Wednesday, December 04, 2013

Blogging Plagiarism

Thanks to Otto for pointing this out to me on Twitter. A History Ph.D. student at the University of Liverpool recounts how her blog was plagiarized.

In June this year I was sent a link to an article on a tabloid newspaper website titled Edwardian Rogues Gallery, by a friend and former lecturer, suggesting I might find it of interest. When I opened the article, I was surprised and horrified, to find a post I had published on my blog just weeks earlier staring back at me, with somebody else's name placed at the top. Worse still, I found the same post reproduced on other sites, under the name of more authors. 
At first, my overriding emotion was that of disbelief. Although I knew that some news organisations were far from scrupulous in their reporting, I had always assumed this would stop short of reproducing others work without permission or acknowledgement. But after taking to Twitter to get some more opinions, I was saddened to hear that, yes, this can happen, and yes, it happens all the time.

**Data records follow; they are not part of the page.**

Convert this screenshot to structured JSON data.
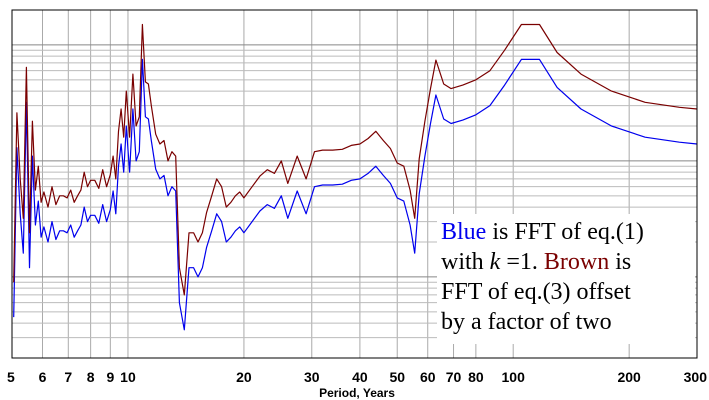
{
  "chart_data": {
    "type": "line",
    "xlabel": "Period, Years",
    "xscale": "log",
    "xlim": [
      5,
      300
    ],
    "xticks": [
      5,
      6,
      7,
      8,
      9,
      10,
      20,
      30,
      40,
      50,
      60,
      70,
      80,
      100,
      200,
      300
    ],
    "xtick_labels": [
      "5",
      "6",
      "7",
      "8",
      "9",
      "10",
      "20",
      "30",
      "40",
      "50",
      "60",
      "70",
      "80",
      "100",
      "200",
      "300"
    ],
    "yscale": "log",
    "ylim": [
      0.02,
      20
    ],
    "grid": true,
    "legend_text": {
      "blue_word": "Blue",
      "line1_rest": " is FFT of eq.(1)",
      "line2_start": "with ",
      "k_symbol": "k",
      "line2_mid": " =1. ",
      "brown_word": "Brown",
      "line2_end": " is",
      "line3": "FFT of eq.(3) offset",
      "line4": "by a factor of two"
    },
    "series": [
      {
        "color": "#0000ee",
        "x": [
          5.05,
          5.15,
          5.25,
          5.35,
          5.45,
          5.55,
          5.65,
          5.75,
          5.85,
          5.95,
          6.05,
          6.2,
          6.35,
          6.5,
          6.65,
          6.8,
          6.95,
          7.1,
          7.25,
          7.4,
          7.55,
          7.7,
          7.85,
          8.0,
          8.2,
          8.4,
          8.6,
          8.8,
          9.0,
          9.15,
          9.3,
          9.45,
          9.6,
          9.75,
          9.9,
          10.1,
          10.3,
          10.5,
          10.7,
          10.9,
          11.1,
          11.3,
          11.5,
          11.8,
          12.1,
          12.4,
          12.7,
          13.0,
          13.3,
          13.6,
          14.0,
          14.4,
          14.8,
          15.2,
          15.6,
          16.0,
          16.5,
          17.0,
          17.5,
          18.0,
          18.5,
          19.0,
          19.5,
          20.0,
          21.0,
          22.0,
          23.0,
          24.0,
          25.0,
          26.0,
          27.5,
          29.0,
          30.5,
          32.0,
          34.0,
          36.0,
          38.0,
          40.0,
          42.0,
          44.0,
          46.0,
          48.0,
          50.0,
          52.0,
          54.0,
          55.5,
          57.0,
          59.0,
          61.0,
          63.0,
          66.0,
          69.0,
          74.0,
          80.0,
          87.0,
          95.0,
          105.0,
          117.0,
          130.0,
          150.0,
          180.0,
          220.0,
          270.0,
          300.0
        ],
        "y": [
          0.045,
          1.3,
          0.35,
          0.16,
          3.2,
          0.12,
          1.1,
          0.28,
          0.45,
          0.22,
          0.27,
          0.2,
          0.3,
          0.21,
          0.25,
          0.25,
          0.24,
          0.28,
          0.22,
          0.25,
          0.28,
          0.4,
          0.3,
          0.34,
          0.34,
          0.29,
          0.42,
          0.3,
          0.38,
          0.55,
          0.35,
          0.9,
          1.4,
          0.8,
          2.0,
          0.8,
          2.8,
          1.0,
          1.2,
          7.5,
          2.4,
          2.3,
          1.5,
          0.85,
          0.7,
          0.75,
          0.5,
          0.6,
          0.55,
          0.06,
          0.035,
          0.12,
          0.12,
          0.1,
          0.12,
          0.18,
          0.25,
          0.35,
          0.3,
          0.2,
          0.22,
          0.25,
          0.27,
          0.24,
          0.3,
          0.37,
          0.42,
          0.39,
          0.5,
          0.32,
          0.55,
          0.35,
          0.6,
          0.62,
          0.62,
          0.63,
          0.68,
          0.7,
          0.78,
          0.9,
          0.75,
          0.64,
          0.48,
          0.45,
          0.28,
          0.16,
          0.52,
          1.1,
          2.1,
          3.7,
          2.3,
          2.1,
          2.25,
          2.5,
          3.0,
          4.5,
          7.5,
          7.5,
          4.3,
          2.8,
          2.0,
          1.6,
          1.45,
          1.4
        ]
      },
      {
        "color": "#7a0000",
        "x": [
          5.05,
          5.15,
          5.25,
          5.35,
          5.45,
          5.55,
          5.65,
          5.75,
          5.85,
          5.95,
          6.05,
          6.2,
          6.35,
          6.5,
          6.65,
          6.8,
          6.95,
          7.1,
          7.25,
          7.4,
          7.55,
          7.7,
          7.85,
          8.0,
          8.2,
          8.4,
          8.6,
          8.8,
          9.0,
          9.15,
          9.3,
          9.45,
          9.6,
          9.75,
          9.9,
          10.1,
          10.3,
          10.5,
          10.7,
          10.9,
          11.1,
          11.3,
          11.5,
          11.8,
          12.1,
          12.4,
          12.7,
          13.0,
          13.3,
          13.6,
          14.0,
          14.4,
          14.8,
          15.2,
          15.6,
          16.0,
          16.5,
          17.0,
          17.5,
          18.0,
          18.5,
          19.0,
          19.5,
          20.0,
          21.0,
          22.0,
          23.0,
          24.0,
          25.0,
          26.0,
          27.5,
          29.0,
          30.5,
          32.0,
          34.0,
          36.0,
          38.0,
          40.0,
          42.0,
          44.0,
          46.0,
          48.0,
          50.0,
          52.0,
          54.0,
          55.5,
          57.0,
          59.0,
          61.0,
          63.0,
          66.0,
          69.0,
          74.0,
          80.0,
          87.0,
          95.0,
          105.0,
          117.0,
          130.0,
          150.0,
          180.0,
          220.0,
          270.0,
          300.0
        ],
        "y": [
          0.09,
          2.6,
          0.7,
          0.32,
          6.4,
          0.24,
          2.2,
          0.56,
          0.9,
          0.44,
          0.54,
          0.4,
          0.6,
          0.42,
          0.5,
          0.5,
          0.48,
          0.56,
          0.44,
          0.5,
          0.56,
          0.8,
          0.6,
          0.68,
          0.68,
          0.58,
          0.84,
          0.6,
          0.76,
          1.1,
          0.7,
          1.8,
          2.8,
          1.6,
          4.0,
          1.6,
          5.6,
          2.0,
          2.4,
          15.0,
          4.8,
          4.6,
          3.0,
          1.7,
          1.4,
          1.5,
          1.0,
          1.2,
          1.1,
          0.12,
          0.07,
          0.24,
          0.24,
          0.2,
          0.24,
          0.36,
          0.5,
          0.7,
          0.6,
          0.4,
          0.44,
          0.5,
          0.54,
          0.48,
          0.6,
          0.74,
          0.84,
          0.78,
          1.0,
          0.64,
          1.1,
          0.7,
          1.2,
          1.24,
          1.24,
          1.26,
          1.36,
          1.4,
          1.56,
          1.8,
          1.5,
          1.28,
          0.96,
          0.9,
          0.56,
          0.32,
          1.04,
          2.2,
          4.2,
          7.4,
          4.6,
          4.2,
          4.5,
          5.0,
          6.0,
          9.0,
          15.0,
          15.0,
          8.6,
          5.6,
          4.0,
          3.2,
          2.9,
          2.8
        ]
      }
    ]
  }
}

Plagiarism sucks. Period. I am glad, though, that ultimately she says she is not giving up blogging, because I definitely think the benefits outweigh the risks (though a quick Google finds her blog here and it has not been updated since July 1, 2013). This seems rare to me, but maybe it is more rampant in some fields than others. And I wonder whether it happens more to graduate students than to professors. And to women more than men.

For some reason, she does not link either to her blog or to the offending piece, which I found here, so you can see for yourself.

I am trying to think about what I would do if I were in her shoes, which is also tough because I am not a graduate student, which is obviously a much more tenuous position. But if you've developed an audience, and it certainly sounds like she has, then you make this situation as viral as possible, with as many links and named names as possible. Shame can work, and with any luck the Guardian piece contributes. I understand that is cold comfort to this graduate student, who is trying to develop an original line of work and get it disseminated without harassment. I wish there was some other way to address such problems without having to hire lawyers.